JSON by default. Avro optionally, configurable via WIRE_FORMAT env var. Workers auto-detect format from the envelope header.
Path Protocol SDK → ingest-edge OTLP gRPC (:4317) or HTTP ingest-edge → Kafka Kafka producer Kafka → workers Kafka consumer groups workers → storage Native drivers (ClickHouse, Postgres, S3) serving → storage Native drivers frontend → serving HTTP REST ai-service → Ollama HTTP
flowchart LR
subgraph Source["Source of Truth"]
PG_BILL["Postgres\nbilling.plan\nbilling.subscription\nbilling.usage"]
end
subgraph Projection["Hot Path"]
GATE["billing.Gate\nprojects plan state\nevery 30s"]

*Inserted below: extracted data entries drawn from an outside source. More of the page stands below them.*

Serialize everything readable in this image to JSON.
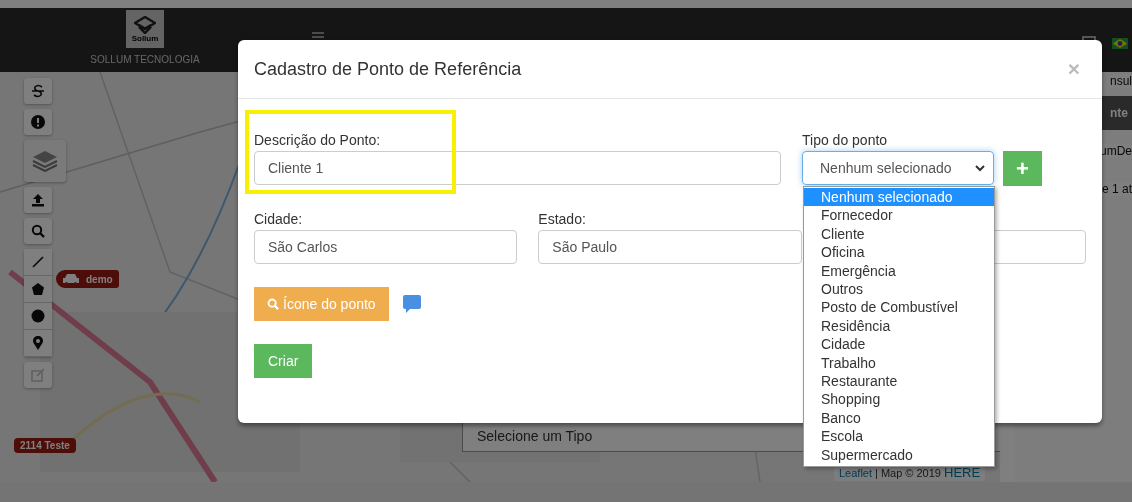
{
  "header": {
    "logo_text": "Sollum",
    "brand": "SOLLUM TECNOLOGIA"
  },
  "right_panel": {
    "fragments": [
      "nsul",
      "nte",
      "umDe",
      "e 1 at"
    ]
  },
  "map": {
    "markers": [
      {
        "label": "demo"
      },
      {
        "label": "2114 Teste"
      }
    ],
    "type_select": {
      "value": "Selecione um Tipo"
    },
    "attribution": {
      "link": "Leaflet",
      "separator": "|",
      "text": "Map © 2019",
      "provider": "HERE"
    }
  },
  "modal": {
    "title": "Cadastro de Ponto de Referência",
    "close": "×",
    "description": {
      "label": "Descrição do Ponto:",
      "value": "Cliente 1"
    },
    "type": {
      "label": "Tipo do ponto",
      "value": "Nenhum selecionado",
      "add": "+",
      "options": [
        {
          "label": "Nenhum selecionado",
          "selected": true
        },
        {
          "label": "Fornecedor",
          "selected": false
        },
        {
          "label": "Cliente",
          "selected": false
        },
        {
          "label": "Oficina",
          "selected": false
        },
        {
          "label": "Emergência",
          "selected": false
        },
        {
          "label": "Outros",
          "selected": false
        },
        {
          "label": "Posto de Combustível",
          "selected": false
        },
        {
          "label": "Residência",
          "selected": false
        },
        {
          "label": "Cidade",
          "selected": false
        },
        {
          "label": "Trabalho",
          "selected": false
        },
        {
          "label": "Restaurante",
          "selected": false
        },
        {
          "label": "Shopping",
          "selected": false
        },
        {
          "label": "Banco",
          "selected": false
        },
        {
          "label": "Escola",
          "selected": false
        },
        {
          "label": "Supermercado",
          "selected": false
        }
      ]
    },
    "city": {
      "label": "Cidade:",
      "value": "São Carlos"
    },
    "state": {
      "label": "Estado:",
      "value": "São Paulo"
    },
    "icon_button": "Ícone do ponto",
    "submit": "Criar"
  }
}
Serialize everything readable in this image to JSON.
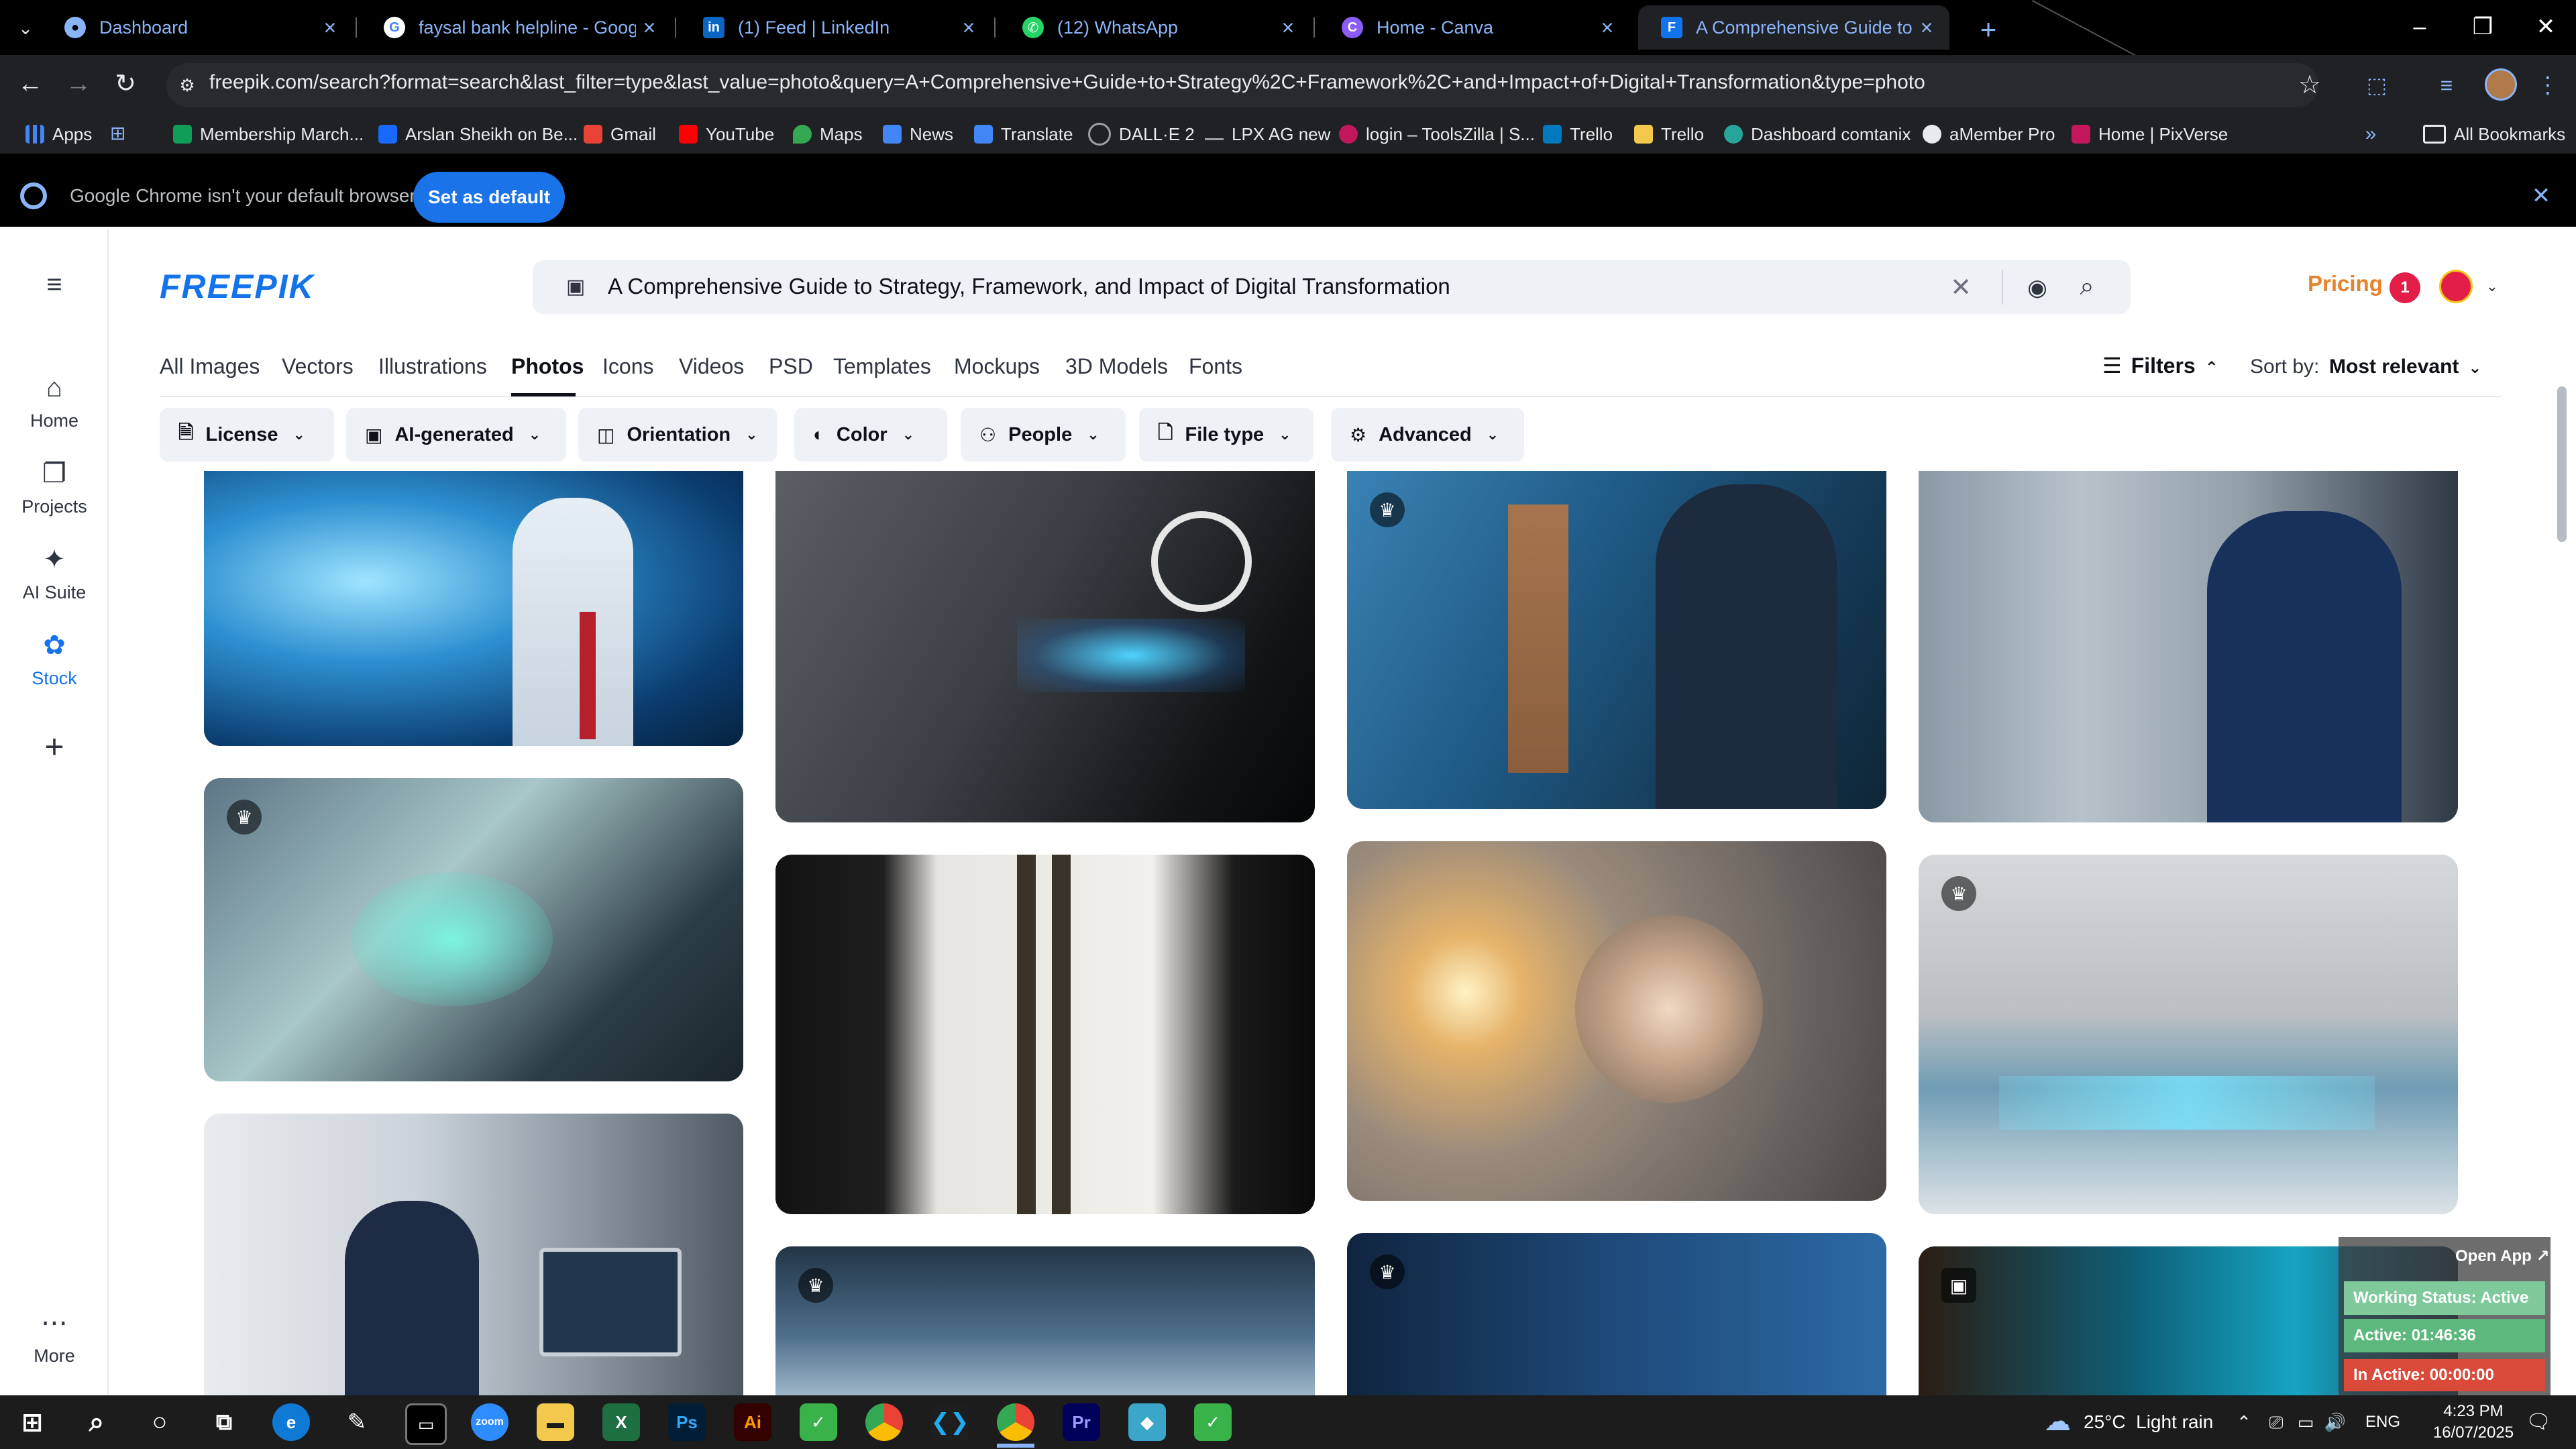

REDIS_G["Redis\ngate key per tenant"]
end
subgraph Consumers["Enforcement"]
IE["ingest-edge\nGate.Check()\n5ms timeout, fail-open"]
AIS["ai-service\nGate.Check()"]
end
PG_BILL --> GATE --> REDIS_G
REDIS_G --> IE
REDIS_G --> AIS
Plans: free, indie, startup, growth, scale. Each defines limits for ingest bytes/mo, RCA/mo, autofix/mo, replay/mo, max services, max users, retention days.